For Cromwell questions, see the Cromwell docs and please post any issues on Github.
How much memory does Cromwell need for input or output files?
I am currently running Cromwell in a SLURM environment, where jobs fail if they exceed their requested memory limits. I am encountering workflow problems where my jobs are failing, and I am trying to understand why this is happening.
I have working:
- bcl2fastq on SLURM, with 2 cores, 16 GB memory
- Cromwell with simple worklfow on SLURM, with backend modified from LSF
I am now trying to combine these two working items, but my jobs are failing, at least partially due to insufficient memory and timeout errors. I do not understand when input or output is written to disk or is held in memory, or which process needs this memory (Cromwell process or task process). All I know at present is that when combining bcl2fastq with Cromwell there are failures somewhere, and at least one error message from a child process shows a SLURM out of memory error.
bcl2fastq takes as input a directory, which I am passing to the WDL task as a String. The child process stderr indicates the input files can be read normally.

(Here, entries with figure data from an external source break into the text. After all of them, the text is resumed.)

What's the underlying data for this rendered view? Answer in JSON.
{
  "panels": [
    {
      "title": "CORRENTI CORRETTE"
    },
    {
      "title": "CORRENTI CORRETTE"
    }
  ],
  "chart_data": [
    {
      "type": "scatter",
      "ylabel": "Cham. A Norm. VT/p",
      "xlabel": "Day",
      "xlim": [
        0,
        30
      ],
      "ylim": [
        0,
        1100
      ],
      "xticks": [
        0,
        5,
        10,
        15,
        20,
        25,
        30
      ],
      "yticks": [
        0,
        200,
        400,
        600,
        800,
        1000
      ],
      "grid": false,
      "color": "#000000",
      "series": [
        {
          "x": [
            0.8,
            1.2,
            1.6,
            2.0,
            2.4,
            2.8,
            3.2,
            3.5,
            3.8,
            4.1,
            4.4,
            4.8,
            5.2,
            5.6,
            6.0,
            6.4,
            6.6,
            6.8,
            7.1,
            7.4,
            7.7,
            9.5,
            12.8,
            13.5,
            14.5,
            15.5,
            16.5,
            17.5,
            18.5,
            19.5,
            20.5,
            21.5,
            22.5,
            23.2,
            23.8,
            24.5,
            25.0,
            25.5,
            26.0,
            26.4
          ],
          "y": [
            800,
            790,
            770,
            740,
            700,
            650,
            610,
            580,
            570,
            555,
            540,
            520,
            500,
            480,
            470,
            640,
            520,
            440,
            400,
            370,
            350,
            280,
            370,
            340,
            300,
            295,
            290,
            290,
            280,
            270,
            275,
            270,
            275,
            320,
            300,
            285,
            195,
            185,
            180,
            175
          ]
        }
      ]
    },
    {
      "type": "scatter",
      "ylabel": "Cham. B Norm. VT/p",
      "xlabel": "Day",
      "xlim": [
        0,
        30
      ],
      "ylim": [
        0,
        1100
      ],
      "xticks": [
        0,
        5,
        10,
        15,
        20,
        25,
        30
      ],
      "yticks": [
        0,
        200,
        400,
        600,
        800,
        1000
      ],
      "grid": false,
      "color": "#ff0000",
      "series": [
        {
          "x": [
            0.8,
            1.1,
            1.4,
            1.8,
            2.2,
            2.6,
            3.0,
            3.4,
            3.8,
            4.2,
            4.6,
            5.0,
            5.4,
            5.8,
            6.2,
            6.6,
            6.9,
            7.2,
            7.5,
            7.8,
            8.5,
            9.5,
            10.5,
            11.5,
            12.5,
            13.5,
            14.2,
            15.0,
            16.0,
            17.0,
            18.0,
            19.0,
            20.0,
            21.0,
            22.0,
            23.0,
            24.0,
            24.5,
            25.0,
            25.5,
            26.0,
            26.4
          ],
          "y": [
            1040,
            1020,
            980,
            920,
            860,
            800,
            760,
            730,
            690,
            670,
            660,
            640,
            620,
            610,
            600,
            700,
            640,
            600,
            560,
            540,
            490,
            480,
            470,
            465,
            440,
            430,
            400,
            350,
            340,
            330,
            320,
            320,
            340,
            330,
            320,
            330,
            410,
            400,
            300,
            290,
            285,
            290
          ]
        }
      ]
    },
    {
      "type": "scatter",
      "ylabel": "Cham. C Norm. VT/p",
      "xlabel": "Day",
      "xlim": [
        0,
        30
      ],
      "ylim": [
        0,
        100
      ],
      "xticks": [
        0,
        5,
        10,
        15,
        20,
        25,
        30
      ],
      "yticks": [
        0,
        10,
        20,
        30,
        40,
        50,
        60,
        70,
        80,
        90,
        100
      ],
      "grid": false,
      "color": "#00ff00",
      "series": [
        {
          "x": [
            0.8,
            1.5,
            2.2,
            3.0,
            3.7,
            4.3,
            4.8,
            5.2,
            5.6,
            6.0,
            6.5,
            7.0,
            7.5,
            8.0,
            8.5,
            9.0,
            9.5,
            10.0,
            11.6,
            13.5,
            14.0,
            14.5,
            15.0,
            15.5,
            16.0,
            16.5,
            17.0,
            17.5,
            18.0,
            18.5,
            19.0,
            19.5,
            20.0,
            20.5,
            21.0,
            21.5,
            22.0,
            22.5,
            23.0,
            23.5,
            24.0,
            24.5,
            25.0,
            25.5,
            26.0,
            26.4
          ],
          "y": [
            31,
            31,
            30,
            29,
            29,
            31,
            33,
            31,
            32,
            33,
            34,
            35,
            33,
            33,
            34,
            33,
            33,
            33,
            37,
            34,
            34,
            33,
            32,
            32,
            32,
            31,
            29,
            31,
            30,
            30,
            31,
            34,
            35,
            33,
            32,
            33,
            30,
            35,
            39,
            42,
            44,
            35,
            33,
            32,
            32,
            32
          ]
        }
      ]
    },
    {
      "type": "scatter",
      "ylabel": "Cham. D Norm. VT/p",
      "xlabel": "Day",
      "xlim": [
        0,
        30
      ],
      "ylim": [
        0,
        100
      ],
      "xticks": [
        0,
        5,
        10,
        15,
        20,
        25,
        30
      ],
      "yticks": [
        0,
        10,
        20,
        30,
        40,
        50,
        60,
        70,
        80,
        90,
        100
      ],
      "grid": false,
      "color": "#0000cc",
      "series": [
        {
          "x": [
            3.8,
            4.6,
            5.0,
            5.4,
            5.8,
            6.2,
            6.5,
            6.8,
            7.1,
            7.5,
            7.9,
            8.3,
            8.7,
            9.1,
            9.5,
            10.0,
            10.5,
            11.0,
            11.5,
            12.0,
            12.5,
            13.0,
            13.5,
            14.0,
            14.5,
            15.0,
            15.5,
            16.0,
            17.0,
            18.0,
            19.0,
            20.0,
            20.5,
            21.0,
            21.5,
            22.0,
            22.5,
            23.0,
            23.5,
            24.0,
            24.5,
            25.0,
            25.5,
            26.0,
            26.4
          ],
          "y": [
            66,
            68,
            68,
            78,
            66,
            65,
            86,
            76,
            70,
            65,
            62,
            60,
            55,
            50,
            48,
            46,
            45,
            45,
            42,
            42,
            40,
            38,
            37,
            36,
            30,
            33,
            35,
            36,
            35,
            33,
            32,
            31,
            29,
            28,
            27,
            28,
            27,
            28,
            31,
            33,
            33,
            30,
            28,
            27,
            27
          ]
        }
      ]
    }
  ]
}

The output of bcl2fastq is large when run without Cromwell: 10's of GB. With Cromwell, I see no data output to the execution directory.
How much memory does Cromwell need to handle a WDL task with bcl2fastq? Is this 1x output? 2x output? Does this memory need to be allocated to the SLURM process running Cromwell itself, or to the job running bcl2fastq, or to both? For a task consuming this output, how much memory is required beyond what is needed without Cromwell?
If I use a MySQL database instead of the in-memory database, how is this memory affected? Is task output data stored in the database, or is this only job metadata?
Although my example here is bcl2fastq, I also have other custom processing that ingests and outputs similarly large data sets, so I am generally looking for guidance on memory usage for Cromwell and its child jobs scaling with input and output data size.